'We believe strongly that we are all learners'
A scene from Theatre Adventures’ <i>Twelfth Night</i>.
Arts

'We believe strongly that we are all learners'

Theatre Adventure, which opens up the world of performing arts and creative self-expression to a range of youth and adults with disabilities, looks to two productions this spring

BRATTLEBORO — When Elijah Jensen, who has cerebral palsy and intellectual disabilities, was in school, he couldn't participate in many activities in an environment where “they weren't aware that that meant they needed to make accommodations for someone who had a disability,” his mother, Darlene Jensen, said.

As she talked with Laura Lawson Tucker, who operated the home childhood center where Elijah spent his time, she recalled how she was “just exclaiming how there was so little for us to participate in.”

In 2004, the two started a theater program with the help of Stephen Sterns, the founder of New England Youth Theatre and a friend of Tucker's.

“And so she talked with him, he talked with somebody who wrangled up some money to pay us, and we started a program,” Jensen said.

Since then, Theatre Adventure has become an inclusive theater of youth and adults with disabilities that performs original shows created for its participants, as well as different forms of art.

The mission: “to empower youth and adults with disabilities through the expressive arts while building self-confidence, leadership, and community.”

Theatre Adventure became its own nonprofit in 2018, with the cofounders in leading roles: Tucker as the executive director and Jenson as the disabilities specialist and co-director.

They also have a costumer, Lori Angell; a singer-songwriter, Rich Nethercott; and a technical director, Maria Pugneti, as well as a board of directors and teaching team.

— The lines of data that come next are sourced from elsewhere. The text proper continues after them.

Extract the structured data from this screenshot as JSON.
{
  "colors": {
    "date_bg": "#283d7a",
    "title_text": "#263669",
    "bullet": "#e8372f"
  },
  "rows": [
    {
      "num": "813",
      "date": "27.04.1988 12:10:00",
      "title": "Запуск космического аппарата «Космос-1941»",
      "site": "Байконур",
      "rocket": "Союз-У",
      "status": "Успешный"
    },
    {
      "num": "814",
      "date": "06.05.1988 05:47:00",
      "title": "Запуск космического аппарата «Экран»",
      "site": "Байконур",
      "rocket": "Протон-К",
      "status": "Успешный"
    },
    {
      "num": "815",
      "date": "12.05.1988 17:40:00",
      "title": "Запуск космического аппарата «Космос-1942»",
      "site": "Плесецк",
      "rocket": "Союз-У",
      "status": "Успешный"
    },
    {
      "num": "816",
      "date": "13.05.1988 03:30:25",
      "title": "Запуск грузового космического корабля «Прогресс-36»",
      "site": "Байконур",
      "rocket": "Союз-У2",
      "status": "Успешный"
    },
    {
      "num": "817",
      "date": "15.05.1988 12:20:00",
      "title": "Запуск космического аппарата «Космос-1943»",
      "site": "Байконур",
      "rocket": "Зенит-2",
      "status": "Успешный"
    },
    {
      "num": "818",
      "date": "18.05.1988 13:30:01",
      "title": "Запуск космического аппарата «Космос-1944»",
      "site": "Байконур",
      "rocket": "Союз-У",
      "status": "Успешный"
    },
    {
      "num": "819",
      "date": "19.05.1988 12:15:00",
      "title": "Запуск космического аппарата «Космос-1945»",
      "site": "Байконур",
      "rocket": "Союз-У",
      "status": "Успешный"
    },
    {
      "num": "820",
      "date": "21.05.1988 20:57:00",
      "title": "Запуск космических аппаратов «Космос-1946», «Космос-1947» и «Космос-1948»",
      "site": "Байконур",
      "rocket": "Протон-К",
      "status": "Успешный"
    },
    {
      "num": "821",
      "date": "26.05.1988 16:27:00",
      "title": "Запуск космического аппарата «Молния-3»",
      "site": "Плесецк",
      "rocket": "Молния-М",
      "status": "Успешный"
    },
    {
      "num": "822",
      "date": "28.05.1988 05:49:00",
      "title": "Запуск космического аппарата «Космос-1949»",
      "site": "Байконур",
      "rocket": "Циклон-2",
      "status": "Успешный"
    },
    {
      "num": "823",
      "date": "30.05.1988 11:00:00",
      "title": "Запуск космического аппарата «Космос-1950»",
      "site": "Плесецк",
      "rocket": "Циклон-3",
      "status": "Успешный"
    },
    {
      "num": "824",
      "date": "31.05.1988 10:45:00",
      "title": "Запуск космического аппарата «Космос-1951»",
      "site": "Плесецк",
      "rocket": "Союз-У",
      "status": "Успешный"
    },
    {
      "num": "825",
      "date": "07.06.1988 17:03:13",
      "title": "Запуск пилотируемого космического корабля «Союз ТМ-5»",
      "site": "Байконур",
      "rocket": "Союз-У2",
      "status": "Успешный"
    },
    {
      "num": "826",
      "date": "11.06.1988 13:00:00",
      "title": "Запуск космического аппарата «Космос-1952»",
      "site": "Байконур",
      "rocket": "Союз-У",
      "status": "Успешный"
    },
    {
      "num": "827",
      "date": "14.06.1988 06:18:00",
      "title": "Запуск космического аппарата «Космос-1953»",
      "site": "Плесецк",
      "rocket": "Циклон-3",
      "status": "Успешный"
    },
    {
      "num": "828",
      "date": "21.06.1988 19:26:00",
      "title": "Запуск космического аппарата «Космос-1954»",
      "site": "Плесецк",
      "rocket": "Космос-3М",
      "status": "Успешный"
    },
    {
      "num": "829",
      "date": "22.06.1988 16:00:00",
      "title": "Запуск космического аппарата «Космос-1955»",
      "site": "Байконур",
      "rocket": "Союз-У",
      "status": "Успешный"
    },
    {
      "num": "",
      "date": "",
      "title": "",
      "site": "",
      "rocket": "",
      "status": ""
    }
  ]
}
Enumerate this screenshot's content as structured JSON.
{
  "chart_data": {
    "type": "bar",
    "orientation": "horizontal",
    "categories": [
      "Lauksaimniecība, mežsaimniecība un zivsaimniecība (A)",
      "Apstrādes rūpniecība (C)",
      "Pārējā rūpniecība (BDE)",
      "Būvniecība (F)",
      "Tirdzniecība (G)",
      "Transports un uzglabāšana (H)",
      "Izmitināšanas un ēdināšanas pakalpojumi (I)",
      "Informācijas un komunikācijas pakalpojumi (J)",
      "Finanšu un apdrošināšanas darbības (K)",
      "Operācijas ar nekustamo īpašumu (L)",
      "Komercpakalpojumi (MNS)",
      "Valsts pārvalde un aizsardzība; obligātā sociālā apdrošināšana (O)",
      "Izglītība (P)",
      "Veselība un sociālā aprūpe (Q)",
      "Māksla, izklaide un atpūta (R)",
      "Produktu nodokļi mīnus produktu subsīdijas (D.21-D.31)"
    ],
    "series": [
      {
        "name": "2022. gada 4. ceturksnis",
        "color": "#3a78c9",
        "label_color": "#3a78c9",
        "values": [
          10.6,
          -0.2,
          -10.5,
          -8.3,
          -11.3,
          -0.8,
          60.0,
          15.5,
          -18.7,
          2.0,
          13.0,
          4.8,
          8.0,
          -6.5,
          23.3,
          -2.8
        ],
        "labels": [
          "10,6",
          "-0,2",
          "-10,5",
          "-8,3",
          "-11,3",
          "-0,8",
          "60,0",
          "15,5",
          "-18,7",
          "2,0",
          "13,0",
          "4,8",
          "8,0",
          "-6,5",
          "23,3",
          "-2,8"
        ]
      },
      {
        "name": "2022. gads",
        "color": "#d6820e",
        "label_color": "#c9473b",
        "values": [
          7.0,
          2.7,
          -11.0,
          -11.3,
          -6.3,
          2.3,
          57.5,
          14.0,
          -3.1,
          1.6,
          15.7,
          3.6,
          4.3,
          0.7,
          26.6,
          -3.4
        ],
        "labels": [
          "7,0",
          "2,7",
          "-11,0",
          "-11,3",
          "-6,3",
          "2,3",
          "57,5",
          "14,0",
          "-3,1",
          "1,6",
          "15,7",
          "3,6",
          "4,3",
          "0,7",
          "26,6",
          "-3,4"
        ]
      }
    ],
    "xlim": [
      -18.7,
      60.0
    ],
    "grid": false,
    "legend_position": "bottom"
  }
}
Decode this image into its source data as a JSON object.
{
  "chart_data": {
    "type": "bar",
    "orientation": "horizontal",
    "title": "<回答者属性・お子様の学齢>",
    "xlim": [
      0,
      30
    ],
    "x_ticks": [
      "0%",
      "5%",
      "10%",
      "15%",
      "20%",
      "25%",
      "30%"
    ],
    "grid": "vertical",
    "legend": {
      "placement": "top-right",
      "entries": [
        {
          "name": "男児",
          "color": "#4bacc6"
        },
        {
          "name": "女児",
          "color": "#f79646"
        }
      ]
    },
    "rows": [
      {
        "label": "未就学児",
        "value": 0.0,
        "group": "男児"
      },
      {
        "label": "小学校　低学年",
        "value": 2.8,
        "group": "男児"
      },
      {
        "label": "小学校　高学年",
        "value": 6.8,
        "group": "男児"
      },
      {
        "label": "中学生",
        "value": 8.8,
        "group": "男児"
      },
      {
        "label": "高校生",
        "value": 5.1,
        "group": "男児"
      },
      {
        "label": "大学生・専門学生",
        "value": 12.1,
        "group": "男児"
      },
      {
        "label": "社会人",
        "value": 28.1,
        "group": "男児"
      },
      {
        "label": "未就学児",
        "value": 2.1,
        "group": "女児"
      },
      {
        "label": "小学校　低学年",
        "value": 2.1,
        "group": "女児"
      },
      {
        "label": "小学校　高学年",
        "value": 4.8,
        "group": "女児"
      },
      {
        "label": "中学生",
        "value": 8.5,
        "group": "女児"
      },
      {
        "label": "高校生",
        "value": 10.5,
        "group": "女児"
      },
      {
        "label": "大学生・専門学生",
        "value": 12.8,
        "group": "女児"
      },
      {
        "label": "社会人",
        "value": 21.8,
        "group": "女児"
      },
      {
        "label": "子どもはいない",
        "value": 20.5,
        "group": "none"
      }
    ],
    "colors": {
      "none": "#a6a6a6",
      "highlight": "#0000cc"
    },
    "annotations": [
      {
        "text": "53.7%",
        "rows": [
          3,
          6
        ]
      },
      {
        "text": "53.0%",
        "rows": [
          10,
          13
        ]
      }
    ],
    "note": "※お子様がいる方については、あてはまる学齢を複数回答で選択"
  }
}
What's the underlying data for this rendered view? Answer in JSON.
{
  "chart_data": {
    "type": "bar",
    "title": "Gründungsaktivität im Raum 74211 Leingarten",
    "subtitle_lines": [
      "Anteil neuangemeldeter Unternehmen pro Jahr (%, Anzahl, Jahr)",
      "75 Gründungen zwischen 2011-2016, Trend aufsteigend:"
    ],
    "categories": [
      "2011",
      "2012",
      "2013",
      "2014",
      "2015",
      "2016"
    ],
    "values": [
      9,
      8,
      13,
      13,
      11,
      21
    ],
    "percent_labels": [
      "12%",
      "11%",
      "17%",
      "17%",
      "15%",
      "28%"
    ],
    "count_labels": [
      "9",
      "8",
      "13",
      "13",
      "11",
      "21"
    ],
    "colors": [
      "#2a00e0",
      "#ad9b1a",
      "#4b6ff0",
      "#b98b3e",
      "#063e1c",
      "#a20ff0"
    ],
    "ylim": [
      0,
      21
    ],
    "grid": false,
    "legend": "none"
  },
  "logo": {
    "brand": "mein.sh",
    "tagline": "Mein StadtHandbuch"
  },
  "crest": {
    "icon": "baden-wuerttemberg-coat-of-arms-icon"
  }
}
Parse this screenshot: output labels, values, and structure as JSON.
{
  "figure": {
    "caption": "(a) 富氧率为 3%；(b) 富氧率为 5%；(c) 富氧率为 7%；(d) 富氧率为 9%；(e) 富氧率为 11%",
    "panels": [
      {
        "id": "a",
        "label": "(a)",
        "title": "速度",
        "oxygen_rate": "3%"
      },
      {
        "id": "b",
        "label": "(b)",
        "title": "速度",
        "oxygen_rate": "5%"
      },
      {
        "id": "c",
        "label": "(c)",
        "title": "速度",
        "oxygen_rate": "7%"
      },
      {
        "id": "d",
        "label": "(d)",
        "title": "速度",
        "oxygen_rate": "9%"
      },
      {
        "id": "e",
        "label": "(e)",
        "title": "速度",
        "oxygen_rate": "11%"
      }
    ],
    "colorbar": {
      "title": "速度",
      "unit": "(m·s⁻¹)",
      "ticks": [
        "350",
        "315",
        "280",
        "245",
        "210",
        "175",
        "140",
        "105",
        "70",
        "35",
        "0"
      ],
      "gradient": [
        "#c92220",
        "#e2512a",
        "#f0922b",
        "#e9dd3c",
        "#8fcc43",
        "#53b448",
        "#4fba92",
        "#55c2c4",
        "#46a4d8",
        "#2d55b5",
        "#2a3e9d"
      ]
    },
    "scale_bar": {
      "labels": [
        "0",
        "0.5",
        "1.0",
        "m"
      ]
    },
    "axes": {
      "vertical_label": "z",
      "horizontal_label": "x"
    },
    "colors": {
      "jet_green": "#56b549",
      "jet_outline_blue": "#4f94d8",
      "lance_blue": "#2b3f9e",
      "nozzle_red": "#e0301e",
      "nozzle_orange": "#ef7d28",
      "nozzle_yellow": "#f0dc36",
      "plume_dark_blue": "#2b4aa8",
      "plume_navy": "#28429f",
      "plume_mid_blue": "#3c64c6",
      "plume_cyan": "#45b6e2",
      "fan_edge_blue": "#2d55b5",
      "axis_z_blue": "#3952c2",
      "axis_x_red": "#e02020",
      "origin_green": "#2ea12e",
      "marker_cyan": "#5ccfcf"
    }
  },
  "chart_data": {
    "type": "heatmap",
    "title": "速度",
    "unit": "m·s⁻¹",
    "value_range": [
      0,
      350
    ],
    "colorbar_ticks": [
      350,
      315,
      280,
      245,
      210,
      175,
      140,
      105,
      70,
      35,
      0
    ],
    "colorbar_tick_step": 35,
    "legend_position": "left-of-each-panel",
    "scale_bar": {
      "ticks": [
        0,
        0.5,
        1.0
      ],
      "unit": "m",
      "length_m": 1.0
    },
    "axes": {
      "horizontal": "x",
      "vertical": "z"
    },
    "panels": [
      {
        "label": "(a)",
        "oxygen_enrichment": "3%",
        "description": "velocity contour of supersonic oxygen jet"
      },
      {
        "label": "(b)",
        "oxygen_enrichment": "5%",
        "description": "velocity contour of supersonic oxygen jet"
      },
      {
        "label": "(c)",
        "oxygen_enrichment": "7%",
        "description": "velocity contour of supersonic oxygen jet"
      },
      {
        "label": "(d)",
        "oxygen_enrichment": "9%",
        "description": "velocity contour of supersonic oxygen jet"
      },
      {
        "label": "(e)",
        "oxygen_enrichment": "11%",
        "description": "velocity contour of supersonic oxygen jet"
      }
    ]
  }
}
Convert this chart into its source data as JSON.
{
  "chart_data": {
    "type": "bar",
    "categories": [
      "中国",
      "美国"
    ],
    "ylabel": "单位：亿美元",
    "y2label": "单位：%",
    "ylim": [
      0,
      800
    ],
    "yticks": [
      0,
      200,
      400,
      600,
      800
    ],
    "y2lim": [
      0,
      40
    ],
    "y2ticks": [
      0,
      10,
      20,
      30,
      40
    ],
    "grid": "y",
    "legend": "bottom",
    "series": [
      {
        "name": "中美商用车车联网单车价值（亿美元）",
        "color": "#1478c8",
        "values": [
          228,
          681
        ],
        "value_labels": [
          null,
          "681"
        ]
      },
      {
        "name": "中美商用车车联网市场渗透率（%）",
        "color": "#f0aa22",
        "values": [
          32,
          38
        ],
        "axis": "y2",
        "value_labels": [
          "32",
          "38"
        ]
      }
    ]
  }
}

Elijah's special needs inspired them to create an inclusive space - not just for him, but for people of all ages with disabilities who wanted to participate.

“Elijah has been our guidepost because he has mobility issues and cognitive issues,” Jensen said. “It's good to pay attention to him because if he's not getting it, we need to rethink how we're teaching it.”

A unique learning experience

Theatre Adventure's curriculum is based on what the students need and is not applied to, or specific to, individual participants.

“I work with the students and work with developing our inclusive curriculum, which we're always developing, and [with the] creative director for our productions,” Tucker says.

She emphasizes the unique learning process for this theater among the students, the directors, and the teachers. “We believe strongly that we are all learners,” she says.

The result: “I think - I know - what we've created is very dynamic programming,” she says.

Theatre Adventure went online due to COVID-19 in spring 2020 and is currently in-person and live-streaming for their shows and their rehearsals.

Going online “actually has been great,” Tucker explains. “We've learned a lot. And one thing that we've learned is actually some of our students online is better.”

As a result, a hybrid program works better for their students.

“That's why we had a fundraiser and bought tech equipment so that we could be hybrid, so we could keep offering that to our students,” she says. “It was really better.”

The remote option also has given students from faraway areas a chance to participate as well.

During the pandemic, Theatre Adventure was able to provide all students - including those from far away - with boxes filled with art supplies, allowing fresh opportunities that stimulate creativity.

“They didn't have such a great school experience. They, you know, were maybe in a classroom with other folks with disabilities. And many of them weren't given a very creative dynamic,” Tucker says.

Jensen and Tucker wanted to find ways to offer program's summer theater arts camp online - a challenge because it had focused on outside art experiences.

“We shifted the whole focus on nature and on the environment, and, and brought in a bunch of other arts, that's where that all started to happen,” Tucker says.

She explains that Theatre Adventures is still learning how to work with the pandemic. “We're working with how we can use these new environments in really interesting ways,” she says.

Friendship and fantasy

Two shows will be performing in the coming weeks.

On Wednesday, April 6 through Friday, April 8, Harmony: A Portrait of Friendship will explore the positive and negative components of friendship, gleaned from the participating students themselves.

“We spend a lot of time gathering their thoughts and ideas about friendship in their lives,” Tucker says. “And so that's part of the creative process of not fitting them into a script, but like developing the script from them.”

The show will also take place in a café setting, which can “help merge the two environments” of students performing online and in person, she adds.

On Wednesday, May 18, through Friday, May 20, The Curious Child and the Flying Horses will touch upon the studies of multicultural myths and will include many fantasy stories.

Theatre Adventure plans to stay online and continue to adapt in the ways it needs to for the students.

“Our hope is that, yes, we're providing a valuable, creative, artistic experience for our students,” Tucker says. “But our hope also is to offer an invitation to many other people to recognize the importance of everybody who lives in our communities.”

“So it includes people with disabilities - people who are different,” she says.